Taylor Company Triple Bill A Triumph [REVIEW]

Paul Taylor Dance Company
Mimi Ohio Theatre at Playhouse Square
Cleveland, Ohio
Saturday, January 20, 2024

By Steve Sucato

To kick off the celebrations of New York City-based Paul Taylor Dance Company’s 70th Anniversary, the company returned to Cleveland this past Saturday night with a triple bill of riveting dance works. The performance at Playhouse Square’s Mimi Ohio Theatre featured two of late choreographer Paul Taylor’s critically acclaimed works plus a 2022 commissioned work by choreographer Amy Hall Garner.

Presented by DANCECleveland and Tri-C Performing Arts, the iconic dance company, now led by Artistic Director Michael Novak, has appeared more times than any other in DANCECleveland’s 68-year history.

Their program began with Paul Taylor’s “Airs,” a work interestingly originally created on Cleveland’s own Tom Evert, a Taylor Dance Company member from 1977 to 1985, and was premiered by American Ballet Theatre in 1978.   

Performed by a cast of seven dancers to music by George Frideric Handel, the vibrant dance work blended ballet technique and Taylor’s signature classical modern dance movement. Swirling bodies in circling patterns opened the piece with energy and delight.

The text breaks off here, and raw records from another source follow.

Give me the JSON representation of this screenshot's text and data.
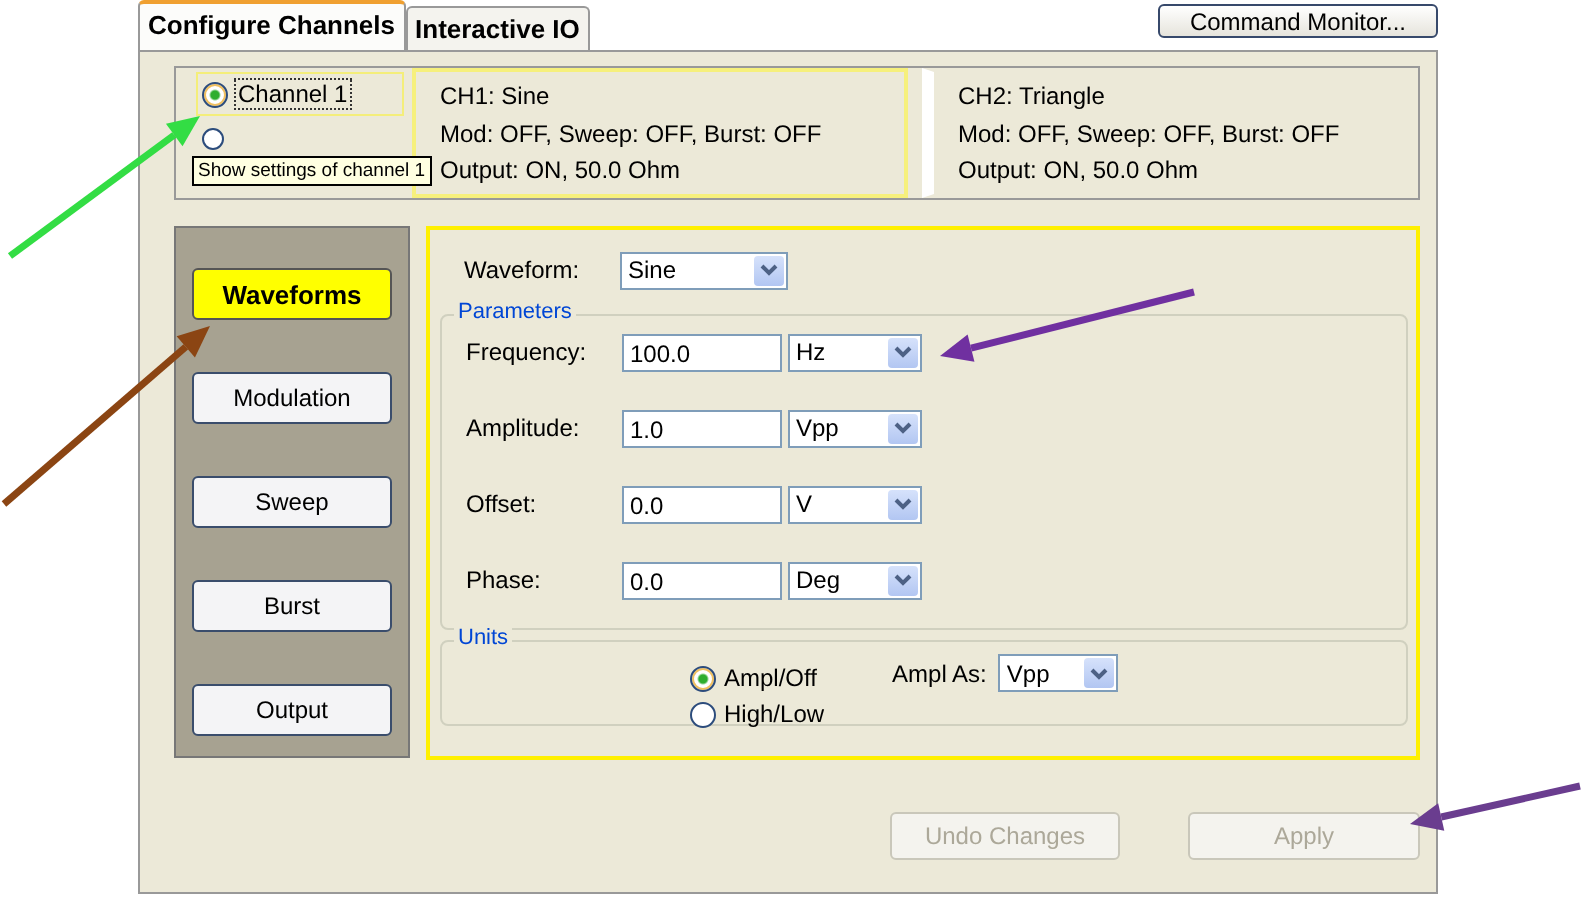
{
  "tabs": [
    {
      "label": "Configure Channels",
      "selected": true
    },
    {
      "label": "Interactive IO",
      "selected": false
    }
  ],
  "command_button": "Command Monitor...",
  "channel_select": [
    {
      "label": "Channel 1",
      "selected": true
    },
    {
      "selected": false
    }
  ],
  "tooltip": "Show settings of channel 1",
  "channel_summaries": [
    {
      "lines": [
        "CH1:   Sine",
        "Mod: OFF, Sweep: OFF, Burst: OFF",
        "Output:   ON, 50.0 Ohm"
      ],
      "highlighted": true
    },
    {
      "lines": [
        "CH2:   Triangle",
        "Mod: OFF, Sweep: OFF, Burst: OFF",
        "Output:   ON, 50.0 Ohm"
      ],
      "highlighted": false
    }
  ],
  "nav": [
    {
      "label": "Waveforms",
      "selected": true
    },
    {
      "label": "Modulation",
      "selected": false
    },
    {
      "label": "Sweep",
      "selected": false
    },
    {
      "label": "Burst",
      "selected": false
    },
    {
      "label": "Output",
      "selected": false
    }
  ],
  "waveform": {
    "label": "Waveform:",
    "value": "Sine"
  },
  "parameters": {
    "title": "Parameters",
    "rows": [
      {
        "label": "Frequency:",
        "value": "100.0",
        "unit": "Hz"
      },
      {
        "label": "Amplitude:",
        "value": "1.0",
        "unit": "Vpp"
      },
      {
        "label": "Offset:",
        "value": "0.0",
        "unit": "V"
      },
      {
        "label": "Phase:",
        "value": "0.0",
        "unit": "Deg"
      }
    ]
  },
  "units": {
    "title": "Units",
    "options": [
      {
        "label": "Ampl/Off",
        "selected": true
      },
      {
        "label": "High/Low",
        "selected": false
      }
    ],
    "ampl_as": {
      "label": "Ampl As:",
      "value": "Vpp"
    }
  },
  "buttons": [
    {
      "label": "Undo Changes",
      "disabled": true
    },
    {
      "label": "Apply",
      "disabled": true
    }
  ],
  "annotations": [
    {
      "color": "#33dd44"
    },
    {
      "color": "#8b4513"
    },
    {
      "color": "#7030a0"
    },
    {
      "color": "#6a3d8f"
    }
  ]
}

While primarily an up-tempo, joyous piece with bounding jumps and leaps, Taylor’s choreography reflected the changing moods of the music soundtrack that could be somber at times or in the case of a two later duets in the work, having the feel of a jaunty Irish jig for one and another danced by Madelyn Ho and Alex Clayton having a courtly elegance to it tinged with humor.

The Paul Taylor Dance Company in “Airs.” Photo by Mark Horning.

“Airs” concluded with the cast forming a picturesque tableau that seemed an acknowledgment of and thank to the audience.

Next, Garner’s “Somewhere in the Middle,” owing to its title, took the middle spot in the evening’s offerings. Also reflected in its title, the work fell somewhere in the middle of appearing like a classic Taylor work and that of something contemporary and new.

Like many legacy dance companies centered around the work of a single choreographer, the Taylor Company nowadays is looking to strike a balance between carrying on the legacy of works by its founder, and infusing their repertory with new choreographic voices. With “Somewhere in the Middle,” Garner gave us a Tayloresque structure, patterning, and feel but danced in a contemporary movement style. The result was a marvelous dance work that perfectly fit in with the other Taylor works on the program and also stood out for its different way the Taylor Company’s dancers moved.

Set to a big band music soundtrack including classics by Count Basie, Sarah Vaughn, and Duke Ellington, the group piece for eight dancers in color and breezy costumes was a perky, fun-loving, athletic romp.

Lisa Borres and Austin Kelly in “Somewhere in the Middle.” Photo by Mark Horning.

Like “Airs,” the work alternated between exuberance and seriousness in its sections. Any early duet in the work featured dancers Devon Louis and Maria Ambrose in an adroitly danced back-and-forth of little jumps, spins, and partnered holds that spoke of relationship drama. While a quirky, freeing solo by dancer Jada Pearman reflected the work’s joy with her spritely dancing and mischievous smiles.

In the end, Garner’s “Somewhere in the Middle” proved a delightful addition to the company’s repertory and its evolving legacy.

The program closed with one of Taylor’s late-career masterpieces, 2002’s “Promethean Fire.” In a 2005 interview I had with Taylor, he said of the work: “It’s about rejuvenation, falling down and getting back up again. The music by Bach was very much on my mind when I made it. What I heard in the music I tried to visualize through the dancers.”

The Paul Taylor Dance Company in “Promethean Fire.” Photo by Mark Horning.
Eran Bugge and Devon Louis in “Promethean Fire.” Photo by Mark Horning.

A work for the entire company of sixteen dancers costumed in Santo Loquasto’s black unitard bodysuits with accent stripes, Taylor pulled out all the stops in terms of imagery. A dramatic pageantry of dancer groupings and formations, the piece was a moving, morphing, series of tableaus that spoke to Greek mythology’s god of fire, Prometheus and the destruction and rejuvenation that comes from flames, falling, and rising in a breathtakingly beautiful way.

Led by Louis and veteran company dancer Eran Bugge, the company performed the work brilliantly, giving it the weight and movement precision it deserved. Louis and Bugge also shone in a tension-filled duet of colliding bodies, clenched fists, and soaring desolation.

At its conclusion, and as if pre-ordained, the stellar work, and the company’s performance of it, was given a standing ovation with two curtain calls by the Ohio Theatre’s appreciative audience.